Byzantine-Resilient Zero-Order Optimization for Communication-Efficient Heterogeneous Federated Learning
Maximilian Egger, Mayank Bakshi, Rawad Bitar
TL;DR
CyBeR-0 tackles Byzantine-resilient federated learning under data heterogeneity using zero-order optimization. It introduces transformed robust aggregation performed in the perturbation embedding space, enabled by Johnson-Lindenstrauss embeddings and a shared pseudorandom seed for perturbation directions, achieving drastic communication savings while preserving robustness. The framework supports multiple local ZO epochs, works with common robust rules (CWTM, Krum, NNM), and provides convergence guarantees for non-convex objectives.

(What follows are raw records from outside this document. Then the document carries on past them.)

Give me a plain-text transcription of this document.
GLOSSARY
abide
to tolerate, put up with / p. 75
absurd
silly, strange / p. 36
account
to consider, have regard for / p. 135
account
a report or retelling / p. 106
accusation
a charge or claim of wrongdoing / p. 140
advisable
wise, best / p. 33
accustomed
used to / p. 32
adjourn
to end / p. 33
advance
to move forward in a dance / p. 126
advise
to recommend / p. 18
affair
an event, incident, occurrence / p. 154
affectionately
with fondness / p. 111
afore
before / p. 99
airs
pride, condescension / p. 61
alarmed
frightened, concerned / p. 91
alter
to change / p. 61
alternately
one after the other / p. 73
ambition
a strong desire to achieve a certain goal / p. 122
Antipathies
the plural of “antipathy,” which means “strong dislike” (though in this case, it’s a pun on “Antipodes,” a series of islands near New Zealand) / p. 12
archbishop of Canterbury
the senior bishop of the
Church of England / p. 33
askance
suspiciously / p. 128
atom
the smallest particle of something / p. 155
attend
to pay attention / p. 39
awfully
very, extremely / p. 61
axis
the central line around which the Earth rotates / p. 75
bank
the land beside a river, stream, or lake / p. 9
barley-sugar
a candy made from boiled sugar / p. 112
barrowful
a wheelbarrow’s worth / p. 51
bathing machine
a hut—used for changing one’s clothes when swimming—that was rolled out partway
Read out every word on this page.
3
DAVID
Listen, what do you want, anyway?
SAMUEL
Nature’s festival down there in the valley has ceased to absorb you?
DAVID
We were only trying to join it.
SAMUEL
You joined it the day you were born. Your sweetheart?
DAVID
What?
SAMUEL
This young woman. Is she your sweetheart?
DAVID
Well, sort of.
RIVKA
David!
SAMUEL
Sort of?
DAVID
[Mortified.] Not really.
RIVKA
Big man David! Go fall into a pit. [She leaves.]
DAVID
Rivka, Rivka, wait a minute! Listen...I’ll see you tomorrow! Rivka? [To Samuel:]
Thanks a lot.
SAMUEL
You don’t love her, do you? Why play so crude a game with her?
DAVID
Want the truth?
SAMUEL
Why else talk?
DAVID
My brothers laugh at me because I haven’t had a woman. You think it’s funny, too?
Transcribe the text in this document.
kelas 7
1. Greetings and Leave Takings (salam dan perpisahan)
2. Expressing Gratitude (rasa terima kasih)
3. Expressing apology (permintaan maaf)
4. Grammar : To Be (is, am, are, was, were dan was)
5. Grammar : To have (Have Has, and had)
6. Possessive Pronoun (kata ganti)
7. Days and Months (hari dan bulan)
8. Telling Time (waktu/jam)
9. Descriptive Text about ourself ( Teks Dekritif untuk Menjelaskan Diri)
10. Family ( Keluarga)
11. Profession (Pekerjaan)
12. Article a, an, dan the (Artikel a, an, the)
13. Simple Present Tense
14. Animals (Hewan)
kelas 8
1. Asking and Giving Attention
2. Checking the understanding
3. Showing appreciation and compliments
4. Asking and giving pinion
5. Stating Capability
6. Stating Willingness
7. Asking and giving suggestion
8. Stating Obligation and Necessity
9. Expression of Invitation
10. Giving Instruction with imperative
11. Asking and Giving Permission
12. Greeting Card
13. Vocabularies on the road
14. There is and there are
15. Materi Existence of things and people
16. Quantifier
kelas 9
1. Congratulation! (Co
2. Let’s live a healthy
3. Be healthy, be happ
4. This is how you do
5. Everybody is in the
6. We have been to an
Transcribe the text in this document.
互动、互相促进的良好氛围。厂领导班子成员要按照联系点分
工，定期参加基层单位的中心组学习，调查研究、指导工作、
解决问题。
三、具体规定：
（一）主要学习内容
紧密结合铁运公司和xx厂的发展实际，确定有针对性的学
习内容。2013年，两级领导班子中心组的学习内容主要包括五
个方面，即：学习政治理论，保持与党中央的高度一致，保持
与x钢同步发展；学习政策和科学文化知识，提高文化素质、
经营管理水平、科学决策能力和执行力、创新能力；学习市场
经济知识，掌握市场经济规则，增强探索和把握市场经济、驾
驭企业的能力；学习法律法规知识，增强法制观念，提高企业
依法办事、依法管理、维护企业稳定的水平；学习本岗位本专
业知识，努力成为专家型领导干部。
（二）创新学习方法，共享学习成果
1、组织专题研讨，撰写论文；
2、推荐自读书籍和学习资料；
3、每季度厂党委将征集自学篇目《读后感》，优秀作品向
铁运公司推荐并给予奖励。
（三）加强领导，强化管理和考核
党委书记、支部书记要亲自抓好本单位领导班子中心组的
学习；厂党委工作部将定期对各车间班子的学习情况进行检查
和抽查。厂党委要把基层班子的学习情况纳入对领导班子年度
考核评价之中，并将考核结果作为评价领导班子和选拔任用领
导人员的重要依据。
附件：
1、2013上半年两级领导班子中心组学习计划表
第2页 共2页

Empirical results on MNIST and RoBERTa-large fine-tuning demonstrate strong worst-case robustness with up to seven orders of magnitude reduction in communication and reduced memory usage, making it suitable for resource-constrained edge deployments.
Abstract
We introduce CyBeR-0, a Byzantine-resilient federated zero-order optimization method that is robust under Byzantine attacks and provides significant savings in uplink and downlink communication costs. We introduce transformed robust aggregation to give convergence guarantees for general non-convex objectives under client data heterogeneity. Empirical evaluations for standard learning tasks and fine-tuning large language models show that CyBeR-0 exhibits stable performance with only a few scalars per-round communication cost and reduced memory requirements.